NT: Your music for me has always been very trance and dreamlike. Do song ideas sometimes come from dreams? Do you remember your dreams at all?

Melody Prochet: The only thing that came from a dream was the name Melody’s Echo Chamber. I had that dream where the acoustics of my bedroom had that switch to turn into infinite delay and I woke up from the echoes of my voice of my dream that night. But I mostly get inspiration from emotional overflows, sadness, and silence. then walking into natural sanctuaries helps to elaborate the ideas and clean my mind from human psyche noise.

NT: I played parts of this album at a group yoga thing and people, who had no idea who you were, asked if it was written for a guided meditation. Do you meditate at all or did you during writing this album?

Melody Prochet: Absolutely I have done a lot of mindset work, brain re-programmation stuff, and guided meditations.
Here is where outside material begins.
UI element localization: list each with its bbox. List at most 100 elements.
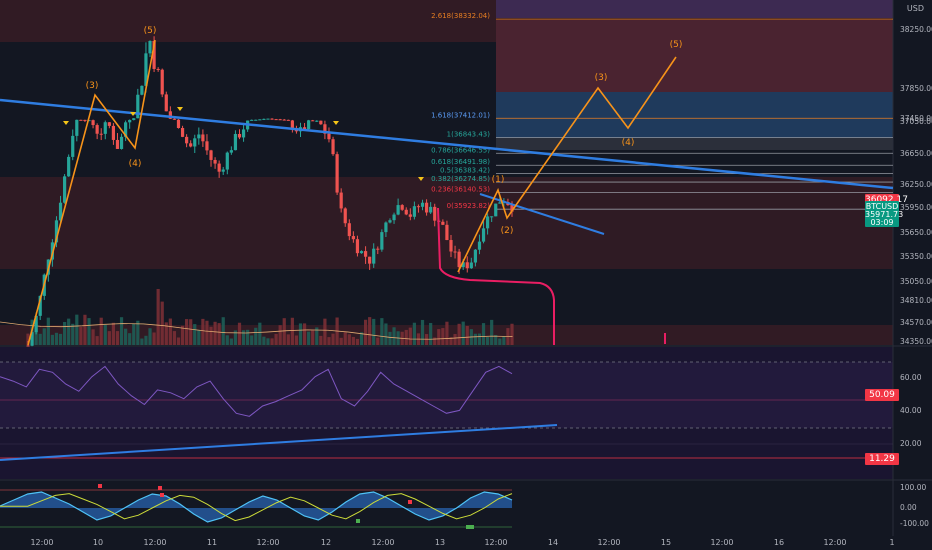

It was odd, I was sitting in the studio alone one night in Stockholm and had to record vocals for “The Hypnotist,” and I had no idea about the chorus part, and I just did that meditation countdown and we kept that original take, I had not written a word of it

NT: In 2017 you suffered a terrible accident and then came back with Bon Voyage and now Emotional Eternal. Do you think coming back from that accident (which honestly sounds like something you could have never come back from) gave you more confidence as an artist?

Melody Prochet: It’s just the sound of a slow dawning of peace. I think self-confidence is not something that feels completed yet and that’s when Reine and Swahn get to compliment me. We work in a triangular way, it’s a special bond, a rare one, and we chase butterflies together.